Avuçlarını yokladı. Ter durmamıştı. Gözlerini zorlayarak kapadı. Faydasızdı; Sedat’ın yüzü katı, düşüncelerinin erişemeyeceği kadar kalın bir karanlığın ardında kalmıştı. Kirpiklerini Sedat’ın yüzü değil, tiz, binlerce kez duyduğu o ses araladı. Sigarayı dudaklarından alıp öne doğru eğildi. Yanılmış mıydı? Omuzlarını garip bir hareketle silkerek binanın geniş cephesini bölen pencerelere doğru yürüdü. Müzik! Gece birden sessizliği yitirdi: Binanın arka tarafından neşeli bir melodi yükseliyordu. Bir süre sessizliğin sınırında bekleyip yeniden ortalığı dinledi. Yanılmamıştı; müziğe karışan ince çığlıklar salondan geliyordu. Pencere açıktı; daha iyi duymak için tül perdeyi araladı.

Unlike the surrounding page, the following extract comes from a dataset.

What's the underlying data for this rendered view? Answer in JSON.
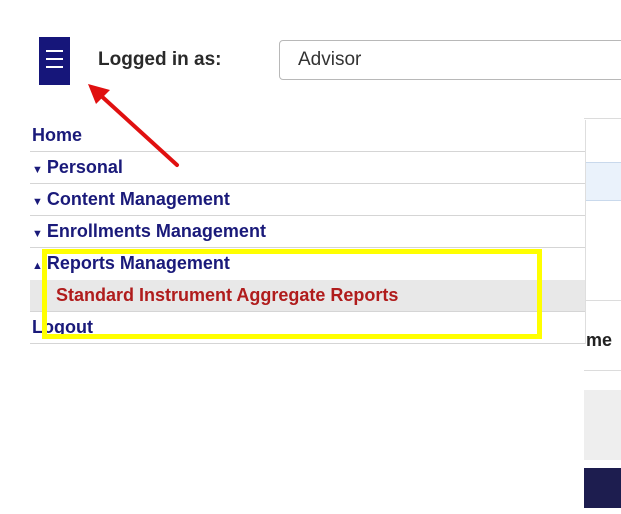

İçerisi güçlü bir ışıkla aydınlatılmıştı. Şaşırmış gibi perdeyi bırakarak geri çekildi. O ses; ona hep karanlığı hatırlatan ses: Loş laboratuvar, kirli, koyu zemin, zehirli gaz tüplerinin durduğu köşe ve… Düşünceleri acıyla kesildi. Sonra, “ve kafesler,” diye mırıldandı. Görüntüler hâlâ çok belirgin, gözlerine batan bir bıçak kadar keskindi: Güneşi özlemiş tiz çığlıklar, durmadan çalışan gaz pompaları, telaşla koşuşan Sedat ve Hasan; sarı, karanlığı yakan alevler… Garip bir önseziyle durup, bakışlarını yere indirdi. Ayaklarının dibinde nefis bir tazı vardı. Gülümseyerek alçak sesle ıslık çaldı, sonra elini içeriye girecekmiş gibi pencereye uzattı…

– 2 –

Ferzan Bağcı’nın ifadesi:

“Elini, içeriye girmek istiyormuş gibi pencereye uzatmıştı. Vücudu, ışıklı pencerenin önünde aşağıdan yukarıya doğru kalınlaşan bir ünlem işaretini andırıyordu. Çok uzun değildi; hayır, değildi, ancak gövdesi omuzlarına doğru birden genişliyor, vücudunun esnekliğine uymayan kalın ve güçlü kolları, iri düğümleri hatırlatan omuzlarıyla birleşerek boyunu olduğundan daha kısa gösteriyordu. Başı garipti; siluetinin güçlü hatlarının yanında, vücuduna sonradan eklenmiş küçük bir küreye benziyordu… “Onu ilk kez 21 Temmuz akşamı orada, böyle gördüm. Tarih konusunda eminim. O akşam doğum günümü kutluyorduk; bahçede tek başıma otururken birdenbire karanlığın içinden çıktı. Sonraları, ne zaman o anı hatırlasam onun karanlıktan doğduğunu, aniden var olduğunu düşündüm… Sözlerim size garip mi geliyor? Ama siz onu hiç ayakta ve karanlığın içinde görmediniz; öyleyse ne dediğimi anlayamazsınız. Onun kadar karanlığa uyan, karanlığı tamamlayan başka canlı görmedim…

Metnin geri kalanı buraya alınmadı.